Overall, it misses the mark about as often as it hits—it’s always
melodrama, but not quite funny enough to be funny and not quite serious enough
to be serious. It also reflects its idiosyncratic
casting—a bunch of very serious actors plus Kristen Wiig. Most of the time, she’s emoting, while the
other actors are just acting as if they’re in a serious drama. The result feels off-kilter—which I presume
was the objective. But just because the
show does what it wants to do doesn’t mean I find it terribly entertaining.
Verdict: If you thrive on absurdity and/or have a deep
knowledge of ‘70s melodrama, give it a try. Otherwise it’s safe to miss.
Broad
City (Comedy Central, new. Sitcom.)
Watched: pilot
Premise: Two broke young women navigate the vagaries
of life in New York. Or, Slack in the City.
Promise: The show has the low-fi feel of a web series
ported to TV, which is exactly what it is.
Two Upright Citizens Brigade alumnae lead the show, and fill the remaining roles with recognizeable comedians. The
show airs directly after Workaholics, which is a good match tonally—the women
of this show have the same sort of intensity in their underachieving as the
guys on Workaholics, or It’s Always Sunny in Philadelphia, or Wilfred…and I
suppose it’s progress to see a slacker show about women join the many about men.

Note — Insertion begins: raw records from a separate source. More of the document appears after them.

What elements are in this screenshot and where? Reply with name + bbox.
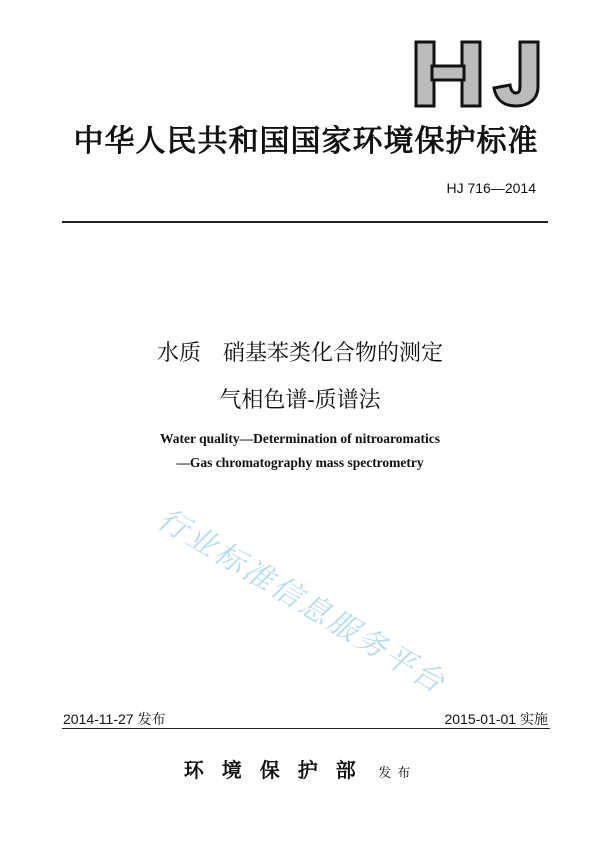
publisher [0, 754, 600, 783]
title-en-line2: —Gas chromatography mass spectrometry [176, 455, 424, 470]
publisher-suffix: 发布 [378, 765, 417, 780]
top-divider [62, 221, 548, 223]
issue-date: 2014-11-27 发布 [63, 711, 166, 727]
issuing-authority-title: 中华人民共和国国家环境保护标准 [73, 124, 539, 159]
title-en-line1: Water quality—Determination of nitroaromatics [159, 431, 441, 446]
watermark: 行业标准信息服务平台 [151, 502, 452, 701]
title-zh-line1: 水质 硝基苯类化合物的测定 [156, 340, 443, 365]
standard-code: HJ 716—2014 [446, 180, 536, 196]
title-zh-line2: 气相色谱-质谱法 [219, 387, 381, 412]
publisher-name: 环境保护部 [183, 758, 374, 782]
bottom-divider [62, 728, 550, 729]
hj-logo [412, 38, 544, 110]
implementation-date: 2015-01-01 实施 [444, 711, 548, 727]
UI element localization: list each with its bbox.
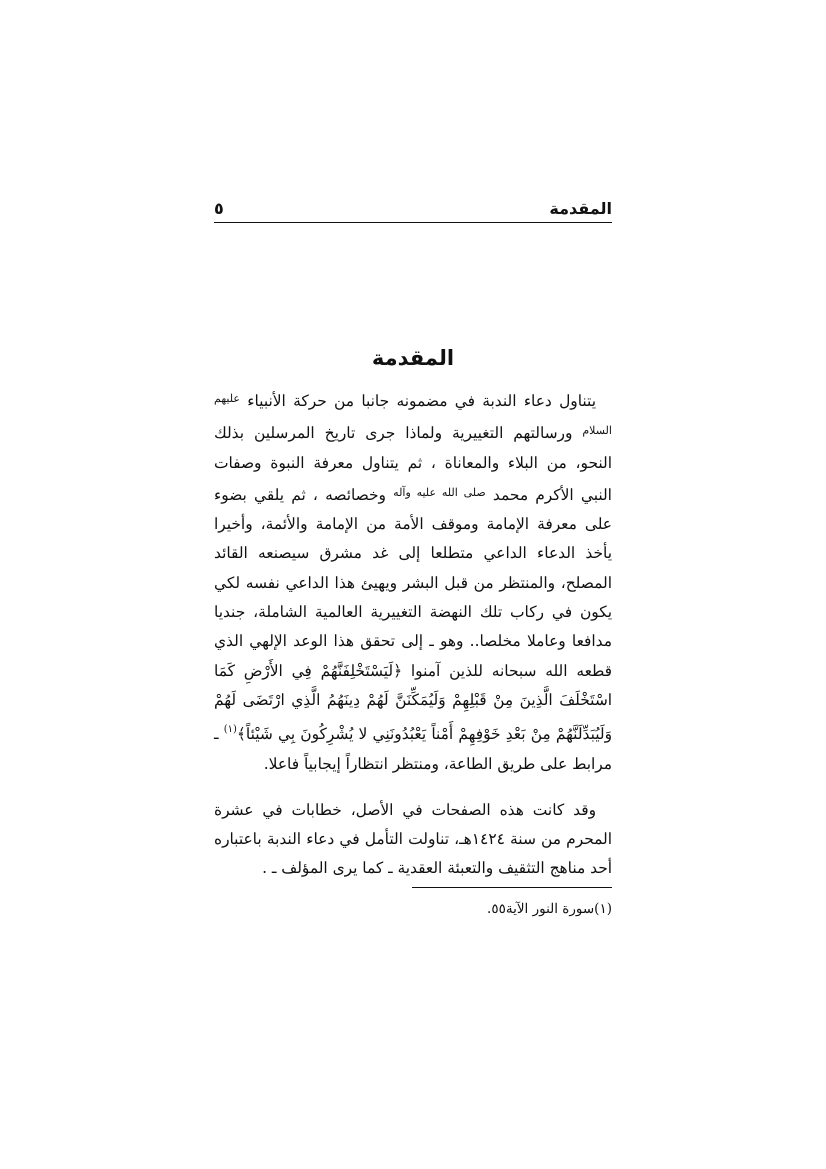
body-text bbox=[214, 384, 612, 884]
paragraph-1-part-a: يتناول دعاء الندبة في مضمونه جانبا من حركة الأنبياء bbox=[247, 392, 596, 410]
header-rule bbox=[214, 222, 612, 223]
footnote: (١)سورة النور الآية٥٥. bbox=[487, 901, 612, 917]
running-title: المقدمة bbox=[549, 199, 612, 218]
footnote-reference[interactable]: (١) bbox=[223, 724, 237, 736]
page-number: ٥ bbox=[214, 199, 224, 218]
footnote-rule bbox=[412, 887, 612, 888]
honorific-prophet: صلى الله عليه وآله bbox=[393, 485, 486, 499]
quran-verse: ﴿لَيَسْتَخْلِفَنَّهُمْ فِي الأَرْضِ كَمَا اسْتَخْلَفَ الَّذِينَ مِنْ قَبْلِهِمْ وَلَيُمَكِّنَنَّ لَهُمْ دِينَهُمُ الَّذِي ارْتَضَى لَهُمْ وَلَيُبَدِّلَنَّهُمْ مِنْ بَعْدِ خَوْفِهِمْ أَمْناً يَعْبُدُونَنِي لا يُشْرِكُونَ بِي شَيْئاً﴾ bbox=[214, 661, 612, 744]
honorific-prophets: عليهم السلام bbox=[214, 392, 612, 438]
paragraph-2: وقد كانت هذه الصفحات في الأصل، خطابات في عشرة المحرم من سنة ١٤٢٤هـ، تناولت التأمل في دعاء الندبة باعتباره أحد مناهج التثقيف والتعبئة العقدية ـ كما يرى المؤلف ـ . bbox=[214, 800, 612, 878]
paragraph-1 bbox=[214, 384, 612, 779]
paragraph-1-part-d: ـ مرابط على طريق الطاعة، ومنتظر انتظاراً إيجابياً فاعلا. bbox=[214, 725, 612, 773]
chapter-title: المقدمة bbox=[371, 346, 455, 370]
paragraph-1-part-b: ورسالتهم التغييرية ولماذا جرى تاريخ المرسلين بذلك النحو، من البلاء والمعاناة ، ثم يتناول معرفة النبوة وصفات النبي الأكرم محمد bbox=[214, 424, 612, 504]
running-header bbox=[214, 188, 612, 218]
paragraph-1-part-c: وخصائصه ، ثم يلقي بضوء على معرفة الإمامة وموقف الأمة من الإمامة والأئمة، وأخيرا يأخذ الدعاء الداعي متطلعا إلى غد مشرق سيصنعه القائد المصلح، والمنتظر من قبل البشر ويهيئ هذا الداعي نفسه لكي يكون في ركاب تلك النهضة التغييرية العالمية الشاملة، جنديا مدافعا وعاملا مخلصا.. وهو ـ إلى تحقق هذا الوعد الإلهي الذي قطعه الله سبحانه للذين آمنوا bbox=[214, 485, 612, 680]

There’s a “Girls” vibe, too—these young
women have the same sort of misdirected, youthful energy as the Girls—but this
is more straight-ahead comedy. The pilot
centers around the women’s attempt to make money to support buying pot and playing
hooky from work by, among other things, returning a bundle of pilfered office
supplies to a store and using a Craigslist-esque service to find a job cleaning
a guy’s house in their underwear. I find
it extremely difficult to identify with the choices they make, so it’s a bit
hard to watch—but the gags are sometimes funny, and as baffling as their choices
are, the main characters generally mean well.

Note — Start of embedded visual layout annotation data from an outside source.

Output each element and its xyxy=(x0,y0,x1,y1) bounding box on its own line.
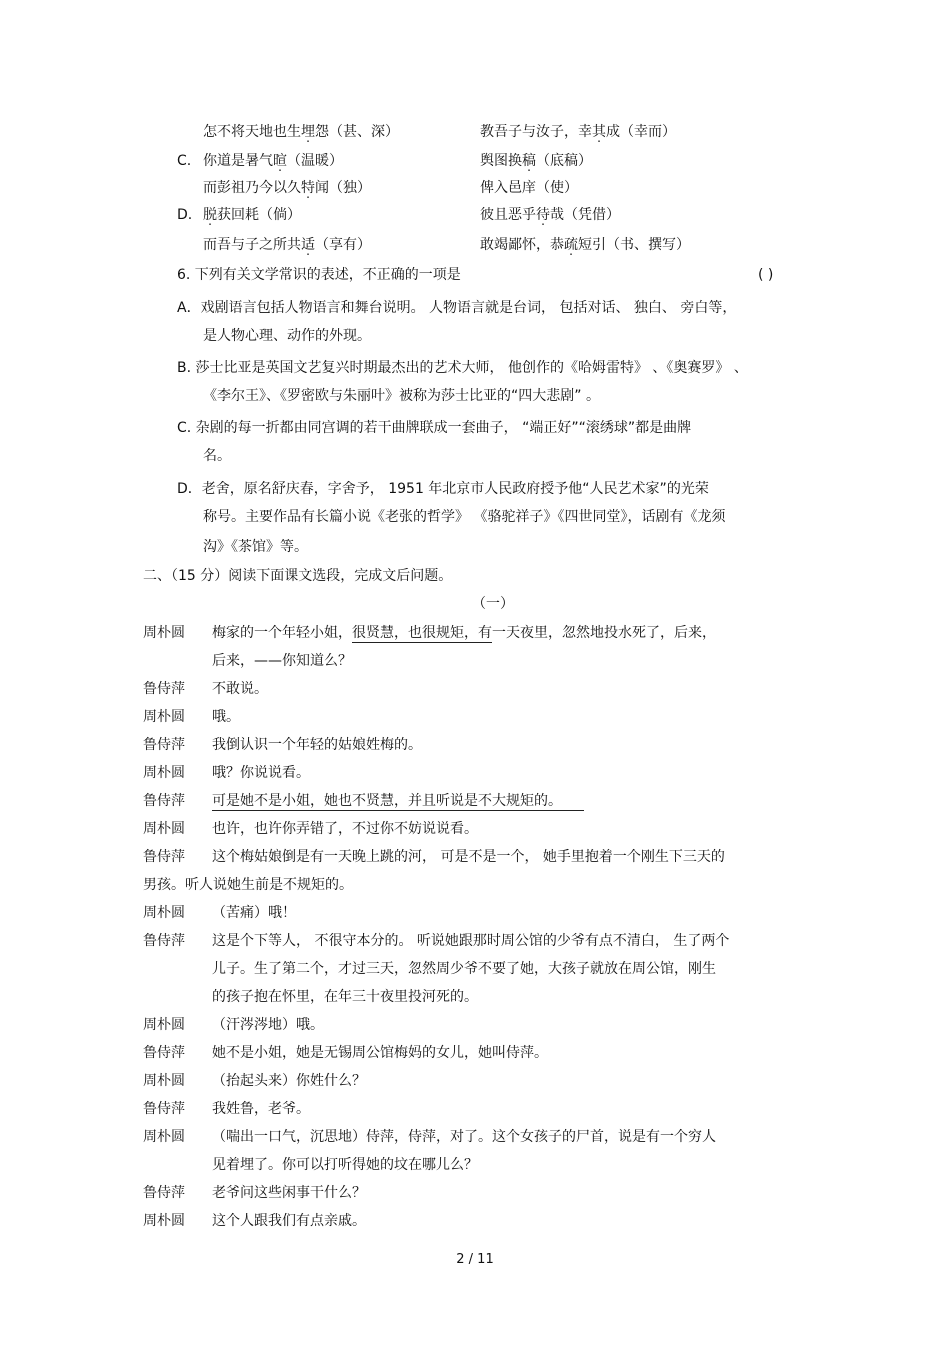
q6-option-c-line1: C. 杂剧的每一折都由同宫调的若干曲牌联成一套曲子， “端正好”“滚绣球”都是曲牌 xyxy=(177,420,692,436)
q5-d-right-2: 敢竭鄙怀，恭疏短引（书、撰写） xyxy=(480,237,690,253)
q6-option-a-line2: 是人物心理、动作的外现。 xyxy=(203,328,371,344)
dialogue-line: 哦。 xyxy=(212,709,240,725)
q6-answer-paren: ( ) xyxy=(758,267,774,283)
dialogue-line: 老爷问这些闲事干什么？ xyxy=(212,1185,366,1201)
speaker-label: 鲁侍萍 xyxy=(143,1045,185,1061)
dialogue-line: 也许，也许你弄错了，不过你不妨说说看。 xyxy=(212,821,478,837)
speaker-label: 周朴圆 xyxy=(143,1213,185,1229)
q6-option-d-line1: D．老舍，原名舒庆春，字舍予， 1951 年北京市人民政府授予他“人民艺术家”的光荣 xyxy=(177,481,709,497)
page-number: 2 / 11 xyxy=(456,1252,494,1267)
q6-option-b-line2: 《李尔王》、《罗密欧与朱丽叶》被称为莎士比亚的“四大悲剧” 。 xyxy=(203,388,600,404)
q5-b-right-1: 教吾子与汝子，幸其成（幸而） xyxy=(480,124,676,140)
q5-d-left-2: 而吾与子之所共适（享有） xyxy=(203,237,371,253)
dialogue-line: 她不是小姐，她是无锡周公馆梅妈的女儿，她叫侍萍。 xyxy=(212,1045,548,1061)
dialogue-line: （抬起头来）你姓什么？ xyxy=(212,1073,366,1089)
dialogue-line: 我姓鲁，老爷。 xyxy=(212,1101,310,1117)
dialogue-line: 不敢说。 xyxy=(212,681,268,697)
q5-c-right-2: 俾入邑庠（使） xyxy=(480,180,578,196)
q6-option-c-line2: 名。 xyxy=(203,448,231,464)
dialogue-line: 见着埋了。你可以打听得她的坟在哪儿么？ xyxy=(212,1157,478,1173)
dialogue-line-underlined: 梅家的一个年轻小姐，很贤慧，也很规矩，有一天夜里，忽然地投水死了，后来， xyxy=(212,625,716,641)
dialogue-line: 男孩。听人说她生前是不规矩的。 xyxy=(143,877,353,893)
q5-d-label: D. xyxy=(177,207,193,223)
speaker-label: 鲁侍萍 xyxy=(143,681,185,697)
dialogue-line: 这个梅姑娘倒是有一天晚上跳的河， 可是不是一个， 她手里抱着一个刚生下三天的 xyxy=(212,849,725,865)
dialogue-line: （喘出一口气，沉思地）侍萍，侍萍，对了。这个女孩子的尸首，说是有一个穷人 xyxy=(212,1129,716,1145)
speaker-label: 周朴圆 xyxy=(143,625,185,641)
q5-b-left-1: 怎不将天地也生埋怨（甚、深） xyxy=(203,124,399,140)
q6-option-a-line1: A．戏剧语言包括人物语言和舞台说明。 人物语言就是台词， 包括对话、 独白、 旁白等， xyxy=(177,300,737,316)
dialogue-line: 我倒认识一个年轻的姑娘姓梅的。 xyxy=(212,737,422,753)
speaker-label: 周朴圆 xyxy=(143,821,185,837)
speaker-label: 鲁侍萍 xyxy=(143,793,185,809)
speaker-label: 周朴圆 xyxy=(143,765,185,781)
dialogue-line: 后来，——你知道么？ xyxy=(212,653,352,669)
dialogue-line: （汗涔涔地）哦。 xyxy=(212,1017,324,1033)
q5-c-label: C. xyxy=(177,153,192,169)
q5-d-left-1: 脱获回耗（倘） xyxy=(203,207,301,223)
speaker-label: 周朴圆 xyxy=(143,1017,185,1033)
q5-c-right-1: 舆图换稿（底稿） xyxy=(480,153,592,169)
speaker-label: 周朴圆 xyxy=(143,905,185,921)
speaker-label: 鲁侍萍 xyxy=(143,1185,185,1201)
speaker-label: 鲁侍萍 xyxy=(143,849,185,865)
q6-stem: 6. 下列有关文学常识的表述，不正确的一项是 xyxy=(177,267,461,283)
q5-c-left-2: 而彭祖乃今以久特闻（独） xyxy=(203,180,371,196)
speaker-label: 鲁侍萍 xyxy=(143,737,185,753)
speaker-label: 鲁侍萍 xyxy=(143,933,185,949)
dialogue-line: 哦？你说说看。 xyxy=(212,765,310,781)
dialogue-line-underlined: 可是她不是小姐，她也不贤慧，并且听说是不大规矩的。 xyxy=(212,791,584,811)
q5-d-right-1: 彼且恶乎待哉（凭借） xyxy=(480,207,620,223)
q6-option-d-line2: 称号。主要作品有长篇小说《老张的哲学》 《骆驼祥子》《四世同堂》，话剧有《龙须 xyxy=(203,509,726,525)
speaker-label: 周朴圆 xyxy=(143,1073,185,1089)
dialogue-line: 儿子。生了第二个，才过三天，忽然周少爷不要了她，大孩子就放在周公馆，刚生 xyxy=(212,961,716,977)
speaker-label: 鲁侍萍 xyxy=(143,1101,185,1117)
speaker-label: 周朴圆 xyxy=(143,1129,185,1145)
q6-option-b-line1: B. 莎士比亚是英国文艺复兴时期最杰出的艺术大师， 他创作的《哈姆雷特》 、《奥赛罗》 、 xyxy=(177,360,748,376)
dialogue-line: （苦痛）哦！ xyxy=(212,905,296,921)
section-subheading: （一） xyxy=(472,596,514,612)
dialogue-line: 这个人跟我们有点亲戚。 xyxy=(212,1213,366,1229)
dialogue-line: 的孩子抱在怀里，在年三十夜里投河死的。 xyxy=(212,989,478,1005)
q6-option-d-line3: 沟》《茶馆》等。 xyxy=(203,539,308,555)
speaker-label: 周朴圆 xyxy=(143,709,185,725)
section-heading: 二、（15 分）阅读下面课文选段，完成文后问题。 xyxy=(143,568,453,584)
dialogue-line: 这是个下等人， 不很守本分的。 听说她跟那时周公馆的少爷有点不清白， 生了两个 xyxy=(212,933,730,949)
q5-c-left-1: 你道是暑气暄（温暖） xyxy=(203,153,343,169)
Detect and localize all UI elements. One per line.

The humor is at once wacky and low key, and the show recognizes and
capitalizes on its characters’ flaws without apologizing for them. It doesn’t make me want to watch the show
regularly, but it does make me understand why others would—and why Comedy Central
pulled it up into the big leagues.
Verdict: I’m not the target
audience, but I respect the show’s appeal for others.
On the DVR/Unreviewed: The Assets, Chicago PD, Helix, True Detective, Bitten, Under the Gunn, Looking.